CINTA MASIH MILIK KITA.

2.7K 197 26
                                    

Temui aku di ujung jalan, di tempat seharusnya kita benar-benar bergandengan. Jangan pernah memilih persimpangan, sebab kau bisa menemui arah nan dipenuhi segala penyesalan.

Schatje, aprilwriters.

***

Suara bersin terus saja terdengar dari kamar dengan pintu terbuka di lantai dua, hal tersebut membuat Parmini yang sibuk melangsungkan pekerjaan pagi hari di lantai utama beberapa kali mengalihkan fokus untuk sebatas menatap kamar Karenina dari bawah, lantas lanjut bekerja lagi meski hal yang sama tetap terjadi.

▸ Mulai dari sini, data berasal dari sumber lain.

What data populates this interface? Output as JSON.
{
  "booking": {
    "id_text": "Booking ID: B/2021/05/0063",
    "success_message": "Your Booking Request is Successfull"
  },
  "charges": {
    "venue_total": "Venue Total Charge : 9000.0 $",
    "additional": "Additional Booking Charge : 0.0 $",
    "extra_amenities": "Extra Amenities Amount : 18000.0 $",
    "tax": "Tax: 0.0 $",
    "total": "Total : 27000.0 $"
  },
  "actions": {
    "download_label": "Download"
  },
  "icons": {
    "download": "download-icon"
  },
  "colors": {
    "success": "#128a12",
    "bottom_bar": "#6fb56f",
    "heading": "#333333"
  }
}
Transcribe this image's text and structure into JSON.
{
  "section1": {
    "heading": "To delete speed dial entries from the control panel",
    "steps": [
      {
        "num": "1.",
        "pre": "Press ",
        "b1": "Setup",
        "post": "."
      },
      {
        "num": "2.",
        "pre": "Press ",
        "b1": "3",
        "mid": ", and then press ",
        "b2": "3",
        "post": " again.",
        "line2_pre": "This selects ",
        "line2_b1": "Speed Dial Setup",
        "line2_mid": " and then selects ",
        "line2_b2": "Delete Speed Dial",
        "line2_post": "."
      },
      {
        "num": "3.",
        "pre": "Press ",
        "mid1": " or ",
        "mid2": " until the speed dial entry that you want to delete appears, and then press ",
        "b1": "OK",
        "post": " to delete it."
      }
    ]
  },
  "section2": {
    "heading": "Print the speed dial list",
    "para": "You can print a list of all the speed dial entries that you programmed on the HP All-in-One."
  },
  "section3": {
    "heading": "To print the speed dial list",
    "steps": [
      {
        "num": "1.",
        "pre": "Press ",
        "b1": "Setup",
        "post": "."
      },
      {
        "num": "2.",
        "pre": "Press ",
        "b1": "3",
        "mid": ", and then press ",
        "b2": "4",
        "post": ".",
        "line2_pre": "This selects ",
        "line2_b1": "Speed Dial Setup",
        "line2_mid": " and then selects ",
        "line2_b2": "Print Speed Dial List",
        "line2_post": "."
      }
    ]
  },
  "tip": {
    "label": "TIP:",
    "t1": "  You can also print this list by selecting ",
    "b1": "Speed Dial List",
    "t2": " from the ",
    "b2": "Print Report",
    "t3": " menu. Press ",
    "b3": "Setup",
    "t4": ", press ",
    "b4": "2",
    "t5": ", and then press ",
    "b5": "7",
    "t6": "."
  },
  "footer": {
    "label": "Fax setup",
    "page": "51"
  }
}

"Apa Mbak Karenina sakit? Kemarin pulang kan basah-basahan," gumam Parmini, ia meletakan alat pelnya dan memutuskan menghampiri kamar Karenina ketimbang memperbesar kecemasannya dengan berdiam diri.

Parmini menemukan Karenina terbaring di ranjang bersama selimut membelit tubuh hingga telapak kakinya tak terlihat, padahal sinar matahari sudah menerobos sejak sejam lalu, AC di kamar juga tak dihidupkan, tapi wanita itu seperti cukup kedinginan.

"Mbak Karen meriyang?" terka Parmini sendiri, ia memasuki kamar. "Mbak, Mbak Karen." Ia menyentuh bahu Karenina, posisi putri majikannya terbaring menghadap ke kiri—alias memunggungi Parmini. "Mbak Karenina sakit? Saya dengar bersin-bersin terus."

Karenina menoleh, ia tersenyum tipis menunjukan wajah pucatnya. "Efek main hujan kemarin, Bi."

"Mau ke dokter?"

"Enggak, saya pesen obat sama ojek online, nanti kalau ada yang antar tolong ambilin ya."

"Kalau gitu saya buatkan wedang jahe mau ndak, Mbak?"

"Iya, boleh. Makasih ya." Karenina kembali terpejam meski tak benar-benar terlelap karena bersin yang membuatnya frustrasi, padahal kemarin saat baru pulang ia lanjut mandi menggunakan air hangat, tapi efek hujan tetap datang dan membuat suhu tubuhnya naik. Sudah jelas hari ini Karenina takkan membuka food truck sementara.

***

11.30, matahari benar-benar menyengat sekumpulan manusia di lokasi pembangunan gedung dua puluh lantai di salah satu sudut Jakarta, para pria berhelm proyek mulai menyingkir satu per satu mengusaikan pekerjaan mereka untuk istirahat makan siang hari ini.

Untuk pertama kalinya semenjak Denial berstatus sebagai karyawan di perusahaan sang papa, ia menerima tugas mengunjungi lokasi proyek bersama seorang rekan yang bertugas sebagai teknisi eskalator atau lift nan menguasai kemampuan elektrikal. Panji memiliki tanggungjawab untuk melakukan instalasi dan perbaikan pada kedua mesin tersebut—mengingat lift maupun eskalator sering dijumpai di pusat perbelanjaan, gedung bertingkat hingga apartemen yang memerlukan perawatan secara rutin agar beroperasi dengan baik.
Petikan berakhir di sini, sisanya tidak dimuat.